In Every Issue

Letters

STACKS OF MEMORIES

“Ex Libris” (Go Ask Alumni, Summer 2011) got me reminiscing about the several years in the 1930s when I worked in Harper stacks. Several items came back to me that I haven’t thought about for years.

1. My job, NYA (National Youth Administration, if you remember that), involved collating collections of old newspapers and magazines. One of the publications was the Times of London, in which the classified ads were printed on the front page and the next few pages, as needed. One ad, which appeared in an issue dated about 1910, read (as nearly as I can recall): “Undergraduate Oxford scholar wishes to be adopted by wealthy family.”

2. Assigned desks were available for graduate students who wished to do their studying there. We assumed these students were trustworthy and did not check their briefcases coming or going. However, over time quite a few books disappeared from the shelves. Frederick McCluskey, the stacks manager, summed up the situation: “We operate on the honor system. We have the honor. The students have the system.”

3. I unearthed a dozen or so Chinese phonograph records that had been left there by a Chinese student long gone. Some of them sounded to me like the bombing of Shanghai, but a Chinese student/friend who listened to them smiled beatifically and told me that they were popular love songs in China. I still have those records—some 80 years later.

—Seymour Meyerson, SB’38

IS YOUR FIGURE LESS THAN GREEK?

I enjoyed the article on the Mr. U. pageant (“Camp and Circumstance,” Summer 2011). However, permit me one tiny little nitpick. It would have been an interfraternity slugfest, not intrafraternity. It would have been between (inter) the Phi Gams and the Phi Delts, not within (intra) one of the fraternities. Elsewhere in the world nobody would notice, but this is the U of C, where pedants blossom and “fun goes to die.”

—Richard Theriault, PhB’48

I suppose you try to cover all bets but honestly—highlighting Miss U. of Chicago (“First Among Equals,” Summer 2011), no matter what or who, doesn’t sound like the university I graduated from in 1947. The only basis for argument at that time was whether you were a Platonist or an Aristotelian.

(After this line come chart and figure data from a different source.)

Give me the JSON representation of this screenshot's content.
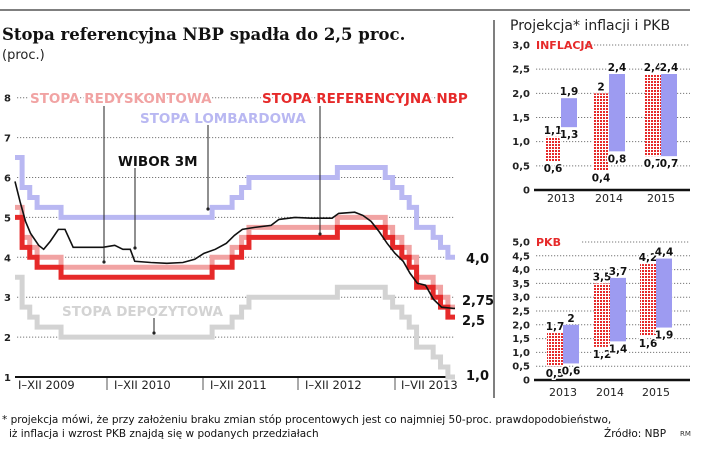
{
  "title": "Stopa referencyjna NBP spadła do 2,5 proc.",
  "subtitle": "(proc.)",
  "footnote": [
    "* projekcja mówi, że przy założeniu braku zmian stóp procentowych jest co najmniej 50-proc. prawdopodobieństwo,",
    "iż inflacja i wzrost PKB znajdą się w podanych przedziałach"
  ],
  "source": "Źródło: NBP",
  "author": "RM",
  "chart_data": [
    {
      "type": "line",
      "step": true,
      "ylim": [
        1,
        8
      ],
      "yticks": [
        "1",
        "2",
        "3",
        "4",
        "5",
        "6",
        "7",
        "8"
      ],
      "xlim": [
        "2009-01-01",
        "2013-07-31"
      ],
      "xticklabels": [
        "I–XII 2009",
        "I–XII 2010",
        "I–XII 2011",
        "I–XII 2012",
        "I–VII 2013"
      ],
      "grid": true,
      "colors": {
        "lombard": "#b9b8f2",
        "rediscount": "#f1a3a3",
        "reference": "#e62a2a",
        "deposit": "#d3d3d3",
        "wibor": "#111111"
      },
      "end_labels": {
        "lombard": "4,0",
        "rediscount": "2,75",
        "reference": "2,5",
        "deposit": "1,0"
      },
      "series": [
        {
          "key": "lombard",
          "name": "STOPA LOMBARDOWA",
          "points": [
            [
              "2009-01-01",
              6.5
            ],
            [
              "2009-01-28",
              5.75
            ],
            [
              "2009-02-26",
              5.5
            ],
            [
              "2009-03-26",
              5.25
            ],
            [
              "2009-06-25",
              5.0
            ],
            [
              "2011-01-20",
              5.25
            ],
            [
              "2011-04-06",
              5.5
            ],
            [
              "2011-05-12",
              5.75
            ],
            [
              "2011-06-09",
              6.0
            ],
            [
              "2012-05-10",
              6.25
            ],
            [
              "2012-11-08",
              6.0
            ],
            [
              "2012-12-06",
              5.75
            ],
            [
              "2013-01-10",
              5.5
            ],
            [
              "2013-02-07",
              5.25
            ],
            [
              "2013-03-07",
              4.75
            ],
            [
              "2013-05-09",
              4.5
            ],
            [
              "2013-06-06",
              4.25
            ],
            [
              "2013-07-04",
              4.0
            ]
          ]
        },
        {
          "key": "deposit",
          "name": "STOPA DEPOZYTOWA",
          "points": [
            [
              "2009-01-01",
              3.5
            ],
            [
              "2009-01-28",
              2.75
            ],
            [
              "2009-02-26",
              2.5
            ],
            [
              "2009-03-26",
              2.25
            ],
            [
              "2009-06-25",
              2.0
            ],
            [
              "2011-01-20",
              2.25
            ],
            [
              "2011-04-06",
              2.5
            ],
            [
              "2011-05-12",
              2.75
            ],
            [
              "2011-06-09",
              3.0
            ],
            [
              "2012-05-10",
              3.25
            ],
            [
              "2012-11-08",
              3.0
            ],
            [
              "2012-12-06",
              2.75
            ],
            [
              "2013-01-10",
              2.5
            ],
            [
              "2013-02-07",
              2.25
            ],
            [
              "2013-03-07",
              1.75
            ],
            [
              "2013-05-09",
              1.5
            ],
            [
              "2013-06-06",
              1.25
            ],
            [
              "2013-07-04",
              1.0
            ]
          ]
        },
        {
          "key": "rediscount",
          "name": "STOPA REDYSKONTOWA",
          "points": [
            [
              "2009-01-01",
              5.25
            ],
            [
              "2009-01-28",
              4.5
            ],
            [
              "2009-02-26",
              4.25
            ],
            [
              "2009-03-26",
              4.0
            ],
            [
              "2009-06-25",
              3.75
            ],
            [
              "2011-01-20",
              4.0
            ],
            [
              "2011-04-06",
              4.25
            ],
            [
              "2011-05-12",
              4.5
            ],
            [
              "2011-06-09",
              4.75
            ],
            [
              "2012-05-10",
              5.0
            ],
            [
              "2012-11-08",
              4.75
            ],
            [
              "2012-12-06",
              4.5
            ],
            [
              "2013-01-10",
              4.25
            ],
            [
              "2013-02-07",
              4.0
            ],
            [
              "2013-03-07",
              3.5
            ],
            [
              "2013-05-09",
              3.25
            ],
            [
              "2013-06-06",
              3.0
            ],
            [
              "2013-07-04",
              2.75
            ]
          ]
        },
        {
          "key": "reference",
          "name": "STOPA REFERENCYJNA NBP",
          "points": [
            [
              "2009-01-01",
              5.0
            ],
            [
              "2009-01-28",
              4.25
            ],
            [
              "2009-02-26",
              4.0
            ],
            [
              "2009-03-26",
              3.75
            ],
            [
              "2009-06-25",
              3.5
            ],
            [
              "2011-01-20",
              3.75
            ],
            [
              "2011-04-06",
              4.0
            ],
            [
              "2011-05-12",
              4.25
            ],
            [
              "2011-06-09",
              4.5
            ],
            [
              "2012-05-10",
              4.75
            ],
            [
              "2012-11-08",
              4.5
            ],
            [
              "2012-12-06",
              4.25
            ],
            [
              "2013-01-10",
              4.0
            ],
            [
              "2013-02-07",
              3.75
            ],
            [
              "2013-03-07",
              3.25
            ],
            [
              "2013-05-09",
              3.0
            ],
            [
              "2013-06-06",
              2.75
            ],
            [
              "2013-07-04",
              2.5
            ]
          ]
        },
        {
          "key": "wibor",
          "name": "WIBOR 3M",
          "step": false,
          "points": [
            [
              "2009-01-01",
              5.9
            ],
            [
              "2009-01-20",
              5.4
            ],
            [
              "2009-02-10",
              4.9
            ],
            [
              "2009-03-01",
              4.6
            ],
            [
              "2009-04-01",
              4.3
            ],
            [
              "2009-04-20",
              4.2
            ],
            [
              "2009-05-15",
              4.4
            ],
            [
              "2009-06-15",
              4.7
            ],
            [
              "2009-07-10",
              4.7
            ],
            [
              "2009-08-10",
              4.25
            ],
            [
              "2009-10-01",
              4.25
            ],
            [
              "2009-12-01",
              4.25
            ],
            [
              "2010-01-15",
              4.3
            ],
            [
              "2010-02-15",
              4.2
            ],
            [
              "2010-03-15",
              4.2
            ],
            [
              "2010-04-01",
              3.9
            ],
            [
              "2010-06-01",
              3.87
            ],
            [
              "2010-08-01",
              3.85
            ],
            [
              "2010-10-01",
              3.87
            ],
            [
              "2010-11-15",
              3.95
            ],
            [
              "2010-12-20",
              4.1
            ],
            [
              "2011-02-01",
              4.2
            ],
            [
              "2011-03-15",
              4.35
            ],
            [
              "2011-04-15",
              4.55
            ],
            [
              "2011-05-15",
              4.7
            ],
            [
              "2011-07-01",
              4.75
            ],
            [
              "2011-09-01",
              4.8
            ],
            [
              "2011-10-01",
              4.95
            ],
            [
              "2011-12-01",
              5.0
            ],
            [
              "2012-02-01",
              4.98
            ],
            [
              "2012-04-20",
              4.98
            ],
            [
              "2012-05-15",
              5.1
            ],
            [
              "2012-07-15",
              5.13
            ],
            [
              "2012-08-15",
              5.05
            ],
            [
              "2012-09-15",
              4.9
            ],
            [
              "2012-10-15",
              4.65
            ],
            [
              "2012-11-15",
              4.35
            ],
            [
              "2012-12-15",
              4.1
            ],
            [
              "2013-01-15",
              3.9
            ],
            [
              "2013-02-10",
              3.6
            ],
            [
              "2013-03-10",
              3.35
            ],
            [
              "2013-04-10",
              3.3
            ],
            [
              "2013-05-10",
              2.95
            ],
            [
              "2013-06-10",
              2.75
            ],
            [
              "2013-07-25",
              2.72
            ]
          ]
        }
      ]
    },
    {
      "type": "bar",
      "range_bars": true,
      "title": "Projekcja* inflacji i PKB",
      "label": "INFLACJA",
      "categories": [
        "2013",
        "2014",
        "2015"
      ],
      "ylim": [
        0,
        3.0
      ],
      "yticks": [
        "0",
        "0,5",
        "1,0",
        "1,5",
        "2,0",
        "2,5",
        "3,0"
      ],
      "grid": true,
      "colors": [
        "#e62a2a",
        "#9d9bf1"
      ],
      "series": [
        {
          "pattern": "red-dotted",
          "low": [
            0.6,
            0.4,
            0.7
          ],
          "high": [
            1.1,
            2.0,
            2.4
          ],
          "low_labels": [
            "0,6",
            "0,4",
            "0,7"
          ],
          "high_labels": [
            "1,1",
            "2",
            "2,4"
          ]
        },
        {
          "pattern": "solid-blue",
          "low": [
            1.3,
            0.8,
            0.7
          ],
          "high": [
            1.9,
            2.4,
            2.4
          ],
          "low_labels": [
            "1,3",
            "0,8",
            "0,7"
          ],
          "high_labels": [
            "1,9",
            "2,4",
            "2,4"
          ]
        }
      ]
    },
    {
      "type": "bar",
      "range_bars": true,
      "label": "PKB",
      "categories": [
        "2013",
        "2014",
        "2015"
      ],
      "ylim": [
        0,
        5.0
      ],
      "yticks": [
        "0",
        "0,5",
        "1,0",
        "1,5",
        "2,0",
        "2,5",
        "3,0",
        "3,5",
        "4,0",
        "4,5",
        "5,0"
      ],
      "grid": true,
      "colors": [
        "#e62a2a",
        "#9d9bf1"
      ],
      "series": [
        {
          "pattern": "red-dotted",
          "low": [
            0.5,
            1.2,
            1.6
          ],
          "high": [
            1.7,
            3.5,
            4.2
          ],
          "low_labels": [
            "0,5",
            "1,2",
            "1,6"
          ],
          "high_labels": [
            "1,7",
            "3,5",
            "4,2"
          ]
        },
        {
          "pattern": "solid-blue",
          "low": [
            0.6,
            1.4,
            1.9
          ],
          "high": [
            2.0,
            3.7,
            4.4
          ],
          "low_labels": [
            "0,6",
            "1,4",
            "1,9"
          ],
          "high_labels": [
            "2",
            "3,7",
            "4,4"
          ]
        }
      ]
    }
  ]
}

—Charlotte Glauser, PhB’47, SB’47

MORE TRUTH AND BEAUTY

Ah yes, I remember the days of campus beauty pageants. We black students knew they weren’t for us, but, being softhearted, I attended one after being told a nice co-ed was desperate for a date. The evening was a fiasco, and I’m still embarrassed when I recall the looks I got when I did a ghetto jig on the dance floor. African Americans weren’t the only students dismayed by the pageants. Many white students saw them as another attempt, along with bringing back big-time football, to make the U of C like every other college. We didn’t want to be “normal”; its difference was the reason we chose Chicago.

—Hosea L. Martin, AB’60

The lovely image of Janice Porter on the cover of the Core brought back memories of my days at Chicago and of meeting Ms. Porter several times. I enjoyed the article on the history of beauty pageants (“Beauty, Briefly”) and appreciated your mention of Ruth McCarn. Please note that the spelling is “McCarn” and not “McCairn.” Dean McCarn was an inspirational administrator and I remained in contact with her until her death some years ago. It’s also possible her middle initial was “O” and not “C,” but I don’t have the certainty about this that I have about the spelling of McCarn.

—David S. Gochman, AB’56, AB’57

The writer is correct on both counts. We regret the errors.—Ed.

ASHLEY APPRECIATED

Thanks for a wonderful issue of the alumni magazine, particularly the article on Benedict Ashley which appears in the supplement. Father Ashley’s life includes the most highly valued accomplishments one can imagine from one who was lucky enough to be a student in the Hutchins College.